It’s okay not to be okay. Pernah denger kalimat ini sebelumnya? Gue rasa semuanya udah pernah. Tapi udah berapa kali kalian mengatakan ini ke diri kalian sendiri?

Those words like a magical word yang kita butuhin dijaman yang lebih mementingkan image projection. Jaman sekarang kalian akan dengan mudah nemuin postingan kolega atau teman terdekat yang waktu liburannya selalu bisa jalan-jalan ke luar negeri, yang baru aja lahiran anak kedua, yang dapat koneksi buat naik jabatan, atau yang foto perut sixpacknya. Hal-hal ini pada akhirnya bikin kita sangat mudah terjebak dalam ilusi kehidupan yang sempurna.

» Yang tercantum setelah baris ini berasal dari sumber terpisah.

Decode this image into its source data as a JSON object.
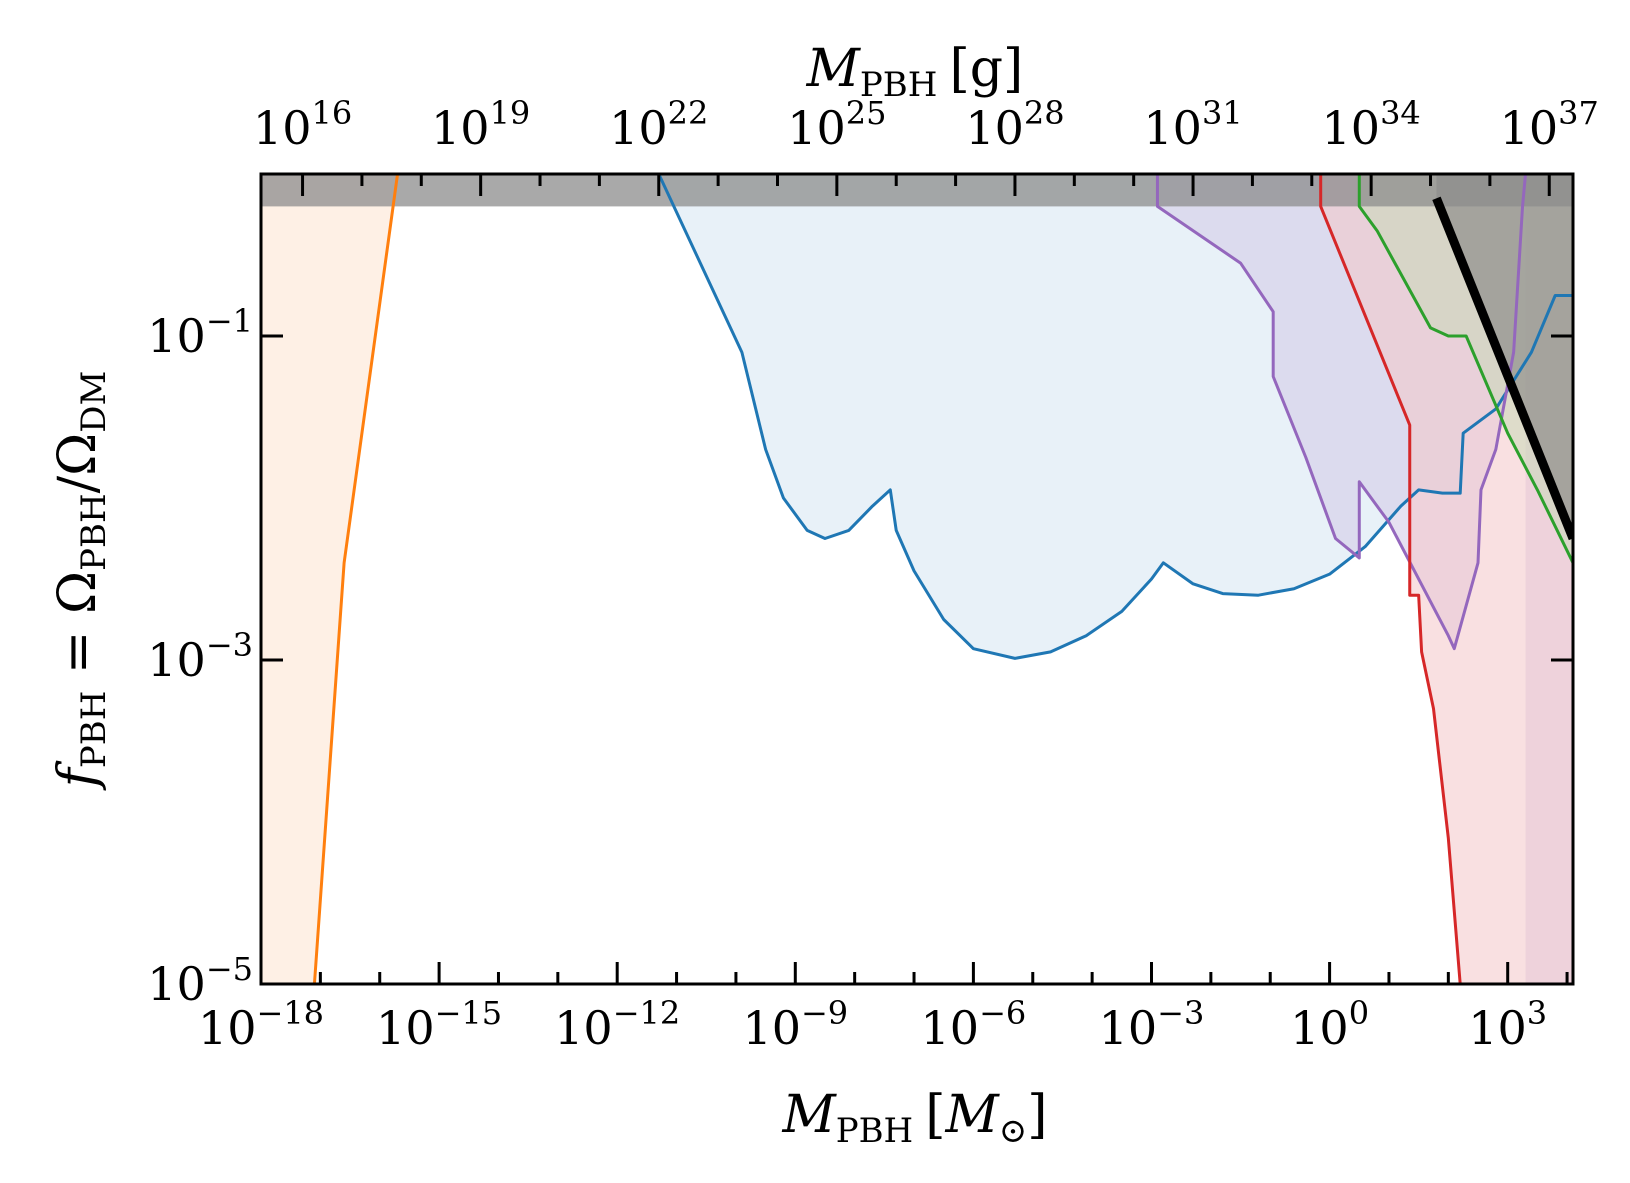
{
  "chart_data": {
    "type": "area",
    "x_scale": "log",
    "y_scale": "log",
    "xlim_exp": [
      -18,
      4.1
    ],
    "ylim_exp": [
      -5,
      0
    ],
    "top_axis_offset_exp": 33.3,
    "xlabel": {
      "main": "M",
      "sub": "PBH",
      "unit_open": "[",
      "unit": "M",
      "unit_sub": "⊙",
      "unit_close": "]"
    },
    "top_xlabel": {
      "main": "M",
      "sub": "PBH",
      "unit": "[g]"
    },
    "ylabel": {
      "f": "f",
      "f_sub": "PBH",
      "eq": " = Ω",
      "num_sub": "PBH",
      "slash": "/Ω",
      "den_sub": "DM"
    },
    "x_ticks": [
      {
        "base": "10",
        "exp": "−18",
        "value": -18
      },
      {
        "base": "10",
        "exp": "−15",
        "value": -15
      },
      {
        "base": "10",
        "exp": "−12",
        "value": -12
      },
      {
        "base": "10",
        "exp": "−9",
        "value": -9
      },
      {
        "base": "10",
        "exp": "−6",
        "value": -6
      },
      {
        "base": "10",
        "exp": "−3",
        "value": -3
      },
      {
        "base": "10",
        "exp": "0",
        "value": 0
      },
      {
        "base": "10",
        "exp": "3",
        "value": 3
      }
    ],
    "top_ticks": [
      {
        "base": "10",
        "exp": "16",
        "value": 16
      },
      {
        "base": "10",
        "exp": "19",
        "value": 19
      },
      {
        "base": "10",
        "exp": "22",
        "value": 22
      },
      {
        "base": "10",
        "exp": "25",
        "value": 25
      },
      {
        "base": "10",
        "exp": "28",
        "value": 28
      },
      {
        "base": "10",
        "exp": "31",
        "value": 31
      },
      {
        "base": "10",
        "exp": "34",
        "value": 34
      },
      {
        "base": "10",
        "exp": "37",
        "value": 37
      }
    ],
    "y_ticks": [
      {
        "base": "10",
        "exp": "−1",
        "value": -1
      },
      {
        "base": "10",
        "exp": "−3",
        "value": -3
      },
      {
        "base": "10",
        "exp": "−5",
        "value": -5
      }
    ],
    "grey_band": {
      "y_from_exp": -0.2,
      "y_to_exp": 0,
      "color": "#8c8c8c",
      "opacity": 0.75
    },
    "series": [
      {
        "color": "#ff7f0e",
        "fill": "#fde3cf",
        "side": "left",
        "points": [
          [
            -17.1,
            -5
          ],
          [
            -16.6,
            -2.4
          ],
          [
            -15.7,
            0
          ]
        ]
      },
      {
        "color": "#1f77b4",
        "fill": "#d6e5f2",
        "side": "above",
        "points": [
          [
            -11.3,
            0
          ],
          [
            -9.9,
            -1.1
          ],
          [
            -9.5,
            -1.7
          ],
          [
            -9.2,
            -2.0
          ],
          [
            -8.8,
            -2.2
          ],
          [
            -8.5,
            -2.25
          ],
          [
            -8.1,
            -2.2
          ],
          [
            -7.7,
            -2.05
          ],
          [
            -7.4,
            -1.95
          ],
          [
            -7.3,
            -2.2
          ],
          [
            -7.0,
            -2.45
          ],
          [
            -6.5,
            -2.75
          ],
          [
            -6.0,
            -2.93
          ],
          [
            -5.3,
            -2.99
          ],
          [
            -4.7,
            -2.95
          ],
          [
            -4.1,
            -2.85
          ],
          [
            -3.5,
            -2.7
          ],
          [
            -3.0,
            -2.5
          ],
          [
            -2.8,
            -2.4
          ],
          [
            -2.3,
            -2.53
          ],
          [
            -1.8,
            -2.59
          ],
          [
            -1.2,
            -2.6
          ],
          [
            -0.6,
            -2.56
          ],
          [
            0.0,
            -2.47
          ],
          [
            0.6,
            -2.3
          ],
          [
            1.2,
            -2.05
          ],
          [
            1.5,
            -1.95
          ],
          [
            1.9,
            -1.97
          ],
          [
            2.2,
            -1.97
          ],
          [
            2.25,
            -1.6
          ],
          [
            2.8,
            -1.45
          ],
          [
            3.4,
            -1.1
          ],
          [
            3.8,
            -0.75
          ],
          [
            4.1,
            -0.75
          ]
        ]
      },
      {
        "color": "#9467bd",
        "fill": "#d2c8e6",
        "side": "above",
        "points": [
          [
            -2.9,
            0
          ],
          [
            -2.9,
            -0.2
          ],
          [
            -1.5,
            -0.55
          ],
          [
            -0.95,
            -0.85
          ],
          [
            -0.95,
            -1.25
          ],
          [
            -0.4,
            -1.75
          ],
          [
            0.1,
            -2.25
          ],
          [
            0.5,
            -2.37
          ],
          [
            0.5,
            -1.9
          ],
          [
            1.0,
            -2.15
          ],
          [
            2.0,
            -2.85
          ],
          [
            2.1,
            -2.93
          ],
          [
            2.5,
            -2.4
          ],
          [
            2.55,
            -1.95
          ],
          [
            2.8,
            -1.7
          ],
          [
            3.1,
            -1.1
          ],
          [
            3.25,
            -0.2
          ],
          [
            3.3,
            0
          ]
        ]
      },
      {
        "color": "#d62728",
        "fill": "#f4c6c8",
        "side": "above",
        "points": [
          [
            -0.15,
            0
          ],
          [
            -0.15,
            -0.2
          ],
          [
            1.35,
            -1.55
          ],
          [
            1.35,
            -2.6
          ],
          [
            1.5,
            -2.6
          ],
          [
            1.55,
            -2.95
          ],
          [
            1.75,
            -3.3
          ],
          [
            2.0,
            -4.1
          ],
          [
            2.2,
            -5
          ]
        ]
      },
      {
        "color": "#2ca02c",
        "fill": "#c8d8b8",
        "side": "above",
        "points": [
          [
            0.5,
            0
          ],
          [
            0.5,
            -0.2
          ],
          [
            0.8,
            -0.35
          ],
          [
            1.7,
            -0.95
          ],
          [
            2.0,
            -1.0
          ],
          [
            2.3,
            -1.0
          ],
          [
            3.0,
            -1.6
          ],
          [
            3.5,
            -1.95
          ],
          [
            4.1,
            -2.4
          ]
        ]
      },
      {
        "color": "#000000",
        "fill": "#7a7a7a",
        "side": "above",
        "width": 9,
        "points": [
          [
            1.8,
            -0.15
          ],
          [
            4.1,
            -2.25
          ]
        ]
      }
    ]
  }
}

Lingkungan membuat kita mengklaim bahwa pencitraan diri itu jauh lebih penting dibanding kebahagiaan. Lingkungan mengganggap bahwa menangis itu hanya untuk jiwa yang lemah. Kemudian rutinitas akhirnya mempertemukan kalian dengan setiap orang yang ternyata menaruh harapan besar sama diri kalian. Ketika kalian harus memakai “topeng kebahagiaan” padahal kalian sedang tidak baik-baik saja. Dan parahnya, ketika kalian bekerja di bawah pimpinan yang tidak memiliki kepemimpinan tapi hanya menganggap kalian adalah suatu bagian dari perusahaan yang harus didayagunakan tenaganya.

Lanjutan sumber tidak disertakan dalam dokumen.